Search code examples
sqlhivewindow-functions

Converting Code from Teradata to HIVE Rank Order


I need help with converting the below query from syntax appropriate for teradata to HIVE.

I've tried a copy and past for the subquery but I'm not able to get the qualify clause to work.

CREATE MULTISET VOLATILE TABLE Month_Shifts AS (
    SELECT "Month"
        , Emp_ID
        , Emp_NM
        , MAX(ending_team) OVER (PARTITION BY Emp_ID ORDER BY "Month" ROWS BETWEEN 1 PRECEDING AND 1 PRECEDING) AS Starting_team
        , ending_team
    FROM
        (
            SELECT "Month"
                , Emp_id
                , current_team AS Ending_team
                , COUNT(DISTINCT call_key) AS CallVolume
            FROM data
            GROUP BY 1,2,3
            QUALIFY ROW_NUMBER() OVER (PARTITION BY "month", Emp_ID, Emp_NM ORDER BY CallVolume DESC) = 1
        ) a
    ) WITH DATA NO PRIMARY INDEX ON COMMIT PRESERVE ROWS;

It should be able to run without issue.
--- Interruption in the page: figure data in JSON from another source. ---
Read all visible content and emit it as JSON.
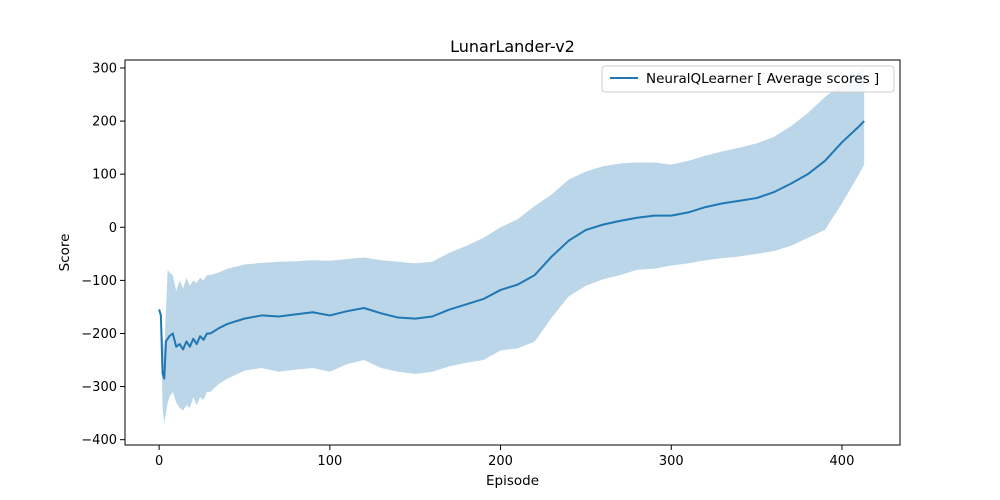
{
  "chart_data": {
    "type": "line",
    "title": "LunarLander-v2",
    "xlabel": "Episode",
    "ylabel": "Score",
    "xlim": [
      -20,
      434
    ],
    "ylim": [
      -410,
      315
    ],
    "x_ticks": [
      0,
      100,
      200,
      300,
      400
    ],
    "x_tick_labels": [
      "0",
      "100",
      "200",
      "300",
      "400"
    ],
    "y_ticks": [
      -400,
      -300,
      -200,
      -100,
      0,
      100,
      200,
      300
    ],
    "y_tick_labels": [
      "−400",
      "−300",
      "−200",
      "−100",
      "0",
      "100",
      "200",
      "300"
    ],
    "grid": false,
    "legend_position": "top-right",
    "colors": {
      "line": "#1f77b4",
      "band": "#1f77b4",
      "band_opacity": 0.3
    },
    "series": [
      {
        "name": "NeuralQLearner [ Average scores ]",
        "x": [
          0,
          1,
          2,
          3,
          4,
          5,
          6,
          8,
          10,
          12,
          14,
          16,
          18,
          20,
          22,
          24,
          26,
          28,
          30,
          35,
          40,
          50,
          60,
          70,
          80,
          90,
          100,
          110,
          120,
          130,
          140,
          150,
          160,
          170,
          180,
          190,
          200,
          210,
          220,
          230,
          240,
          250,
          260,
          270,
          280,
          290,
          300,
          310,
          320,
          330,
          340,
          350,
          360,
          370,
          380,
          390,
          400,
          410,
          413
        ],
        "y": [
          -155,
          -165,
          -275,
          -285,
          -215,
          -210,
          -205,
          -200,
          -225,
          -220,
          -230,
          -215,
          -225,
          -210,
          -220,
          -205,
          -212,
          -200,
          -200,
          -190,
          -182,
          -172,
          -166,
          -168,
          -164,
          -160,
          -166,
          -158,
          -152,
          -162,
          -170,
          -172,
          -168,
          -155,
          -145,
          -135,
          -118,
          -108,
          -90,
          -55,
          -25,
          -5,
          5,
          12,
          18,
          22,
          22,
          28,
          38,
          45,
          50,
          55,
          66,
          82,
          100,
          125,
          160,
          190,
          200
        ],
        "upper": [
          -150,
          -160,
          -200,
          -230,
          -155,
          -80,
          -85,
          -90,
          -120,
          -100,
          -115,
          -95,
          -110,
          -100,
          -105,
          -95,
          -100,
          -90,
          -90,
          -85,
          -78,
          -70,
          -67,
          -65,
          -64,
          -62,
          -63,
          -60,
          -57,
          -62,
          -65,
          -68,
          -65,
          -48,
          -35,
          -20,
          0,
          15,
          40,
          62,
          90,
          105,
          115,
          120,
          122,
          122,
          118,
          125,
          135,
          143,
          150,
          158,
          170,
          190,
          215,
          245,
          270,
          292,
          300
        ],
        "lower": [
          -160,
          -180,
          -340,
          -370,
          -350,
          -330,
          -320,
          -310,
          -330,
          -340,
          -345,
          -335,
          -340,
          -320,
          -335,
          -320,
          -325,
          -310,
          -310,
          -295,
          -285,
          -270,
          -265,
          -272,
          -268,
          -265,
          -272,
          -258,
          -250,
          -265,
          -272,
          -276,
          -272,
          -262,
          -255,
          -250,
          -232,
          -228,
          -215,
          -170,
          -130,
          -110,
          -98,
          -90,
          -80,
          -78,
          -72,
          -68,
          -62,
          -58,
          -55,
          -50,
          -45,
          -35,
          -20,
          -5,
          45,
          100,
          118
        ]
      }
    ]
  }
}
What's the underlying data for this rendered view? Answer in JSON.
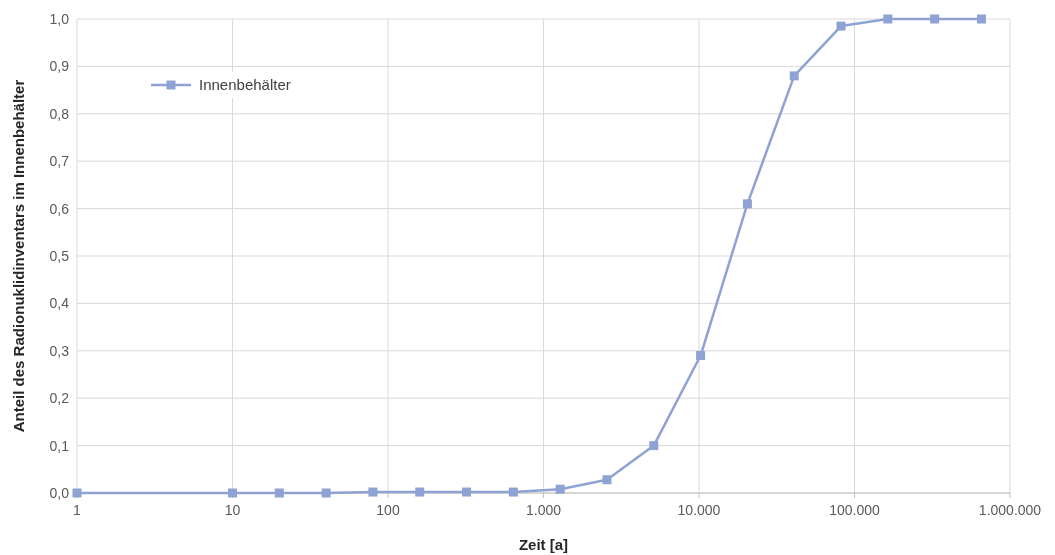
{
  "chart_data": {
    "type": "line",
    "xlabel": "Zeit [a]",
    "ylabel": "Anteil des Radionuklidinventars im Innenbehälter",
    "log": "x",
    "x": [
      1,
      10,
      20,
      40,
      80,
      160,
      320,
      640,
      1280,
      2560,
      5120,
      10240,
      20480,
      40960,
      81920,
      163840,
      327680,
      655360
    ],
    "series": [
      {
        "name": "Innenbehälter",
        "color": "#8fa2d4",
        "values": [
          0,
          0,
          0,
          0,
          0.002,
          0.002,
          0.002,
          0.002,
          0.008,
          0.028,
          0.1,
          0.29,
          0.61,
          0.88,
          0.985,
          1,
          1,
          1
        ]
      }
    ],
    "xlim": [
      1,
      1000000
    ],
    "xticks": [
      1,
      10,
      100,
      {
        "value": 1000,
        "label": "1.000"
      },
      {
        "value": 10000,
        "label": "10.000"
      },
      {
        "value": 100000,
        "label": "100.000"
      },
      {
        "value": 1000000,
        "label": "1.000.000"
      }
    ],
    "ylim": [
      0,
      1
    ],
    "yticks": [
      {
        "value": 0,
        "label": "0,0"
      },
      {
        "value": 0.1,
        "label": "0,1"
      },
      {
        "value": 0.2,
        "label": "0,2"
      },
      {
        "value": 0.3,
        "label": "0,3"
      },
      {
        "value": 0.4,
        "label": "0,4"
      },
      {
        "value": 0.5,
        "label": "0,5"
      },
      {
        "value": 0.6,
        "label": "0,6"
      },
      {
        "value": 0.7,
        "label": "0,7"
      },
      {
        "value": 0.8,
        "label": "0,8"
      },
      {
        "value": 0.9,
        "label": "0,9"
      },
      {
        "value": 1,
        "label": "1,0"
      }
    ],
    "grid": true,
    "legend": "top left",
    "marker": "square",
    "line_style": "solid"
  }
}
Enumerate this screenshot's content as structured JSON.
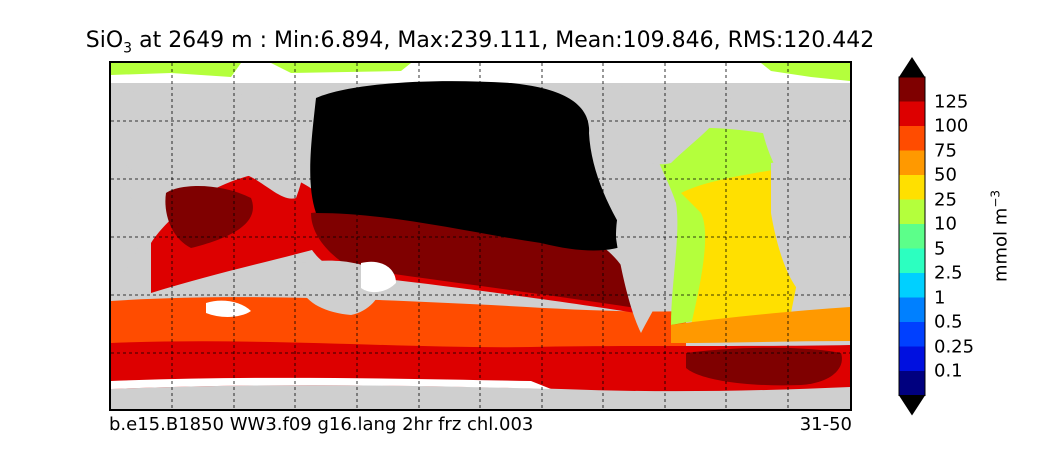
{
  "title": {
    "species": "SiO",
    "species_sub": "3",
    "rest": " at 2649 m : Min:6.894, Max:239.111, Mean:109.846, RMS:120.442"
  },
  "footer": {
    "case_name": "b.e15.B1850 WW3.f09 g16.lang 2hr frz chl.003",
    "years": "31-50"
  },
  "colorbar": {
    "units_base": "mmol m",
    "units_sup": "−3",
    "ticks": [
      "125",
      "100",
      "75",
      "50",
      "25",
      "10",
      "5",
      "2.5",
      "1",
      "0.5",
      "0.25",
      "0.1"
    ],
    "colors": [
      "#7f0000",
      "#dd0000",
      "#ff4c00",
      "#ff9900",
      "#ffe000",
      "#b4ff3c",
      "#5cff8a",
      "#2cffc0",
      "#00d0ff",
      "#0080ff",
      "#0040ff",
      "#0010e0",
      "#00007f"
    ],
    "extend_color": "#000000"
  },
  "map": {
    "land_color": "#cfcfcf",
    "nodata_color": "#000000",
    "missing_color": "#ffffff",
    "gridlines": "dashed"
  }
}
Currently seeing this error message: FAILED: ParseException line 1:260 missing EOF at 'QUALIFY' near '4'


Solution

  • In Hive, you can just move the condition to the outer query:

    SELECT "Month", Emp_ID, Emp_NM,
           LAG(ending_team) OVER (PARTITION BY Emp_ID ORDER BY "Month") AS Starting_team,
           ending_team
    FROM (SELECT d."month", d.Emp_ID, d.Emp_NM,
                 current_team AS Ending_team,
                 COUNT(DISTINCT call_key) AS CallVolume,
                 ROW_NUMBER() OVER (PARTITION BY "month", Emp_ID, Emp_NM ORDER BY COUNT(DISTINCT call_key) DESC) as seqnum
            FROM data d
            GROUP d."month", d.Emp_ID, d.Emp_NM
        ) d
    WHERE seqnum = 1;
    

    Notes:

    • The QUALIFY is replaced by the WHERE in the outer query.
    • Do not use SELECT * with GROUP BY. List the columns. Regardless of database.
    • Hive supports LAG(), which is more appropriate for the outer SELECT.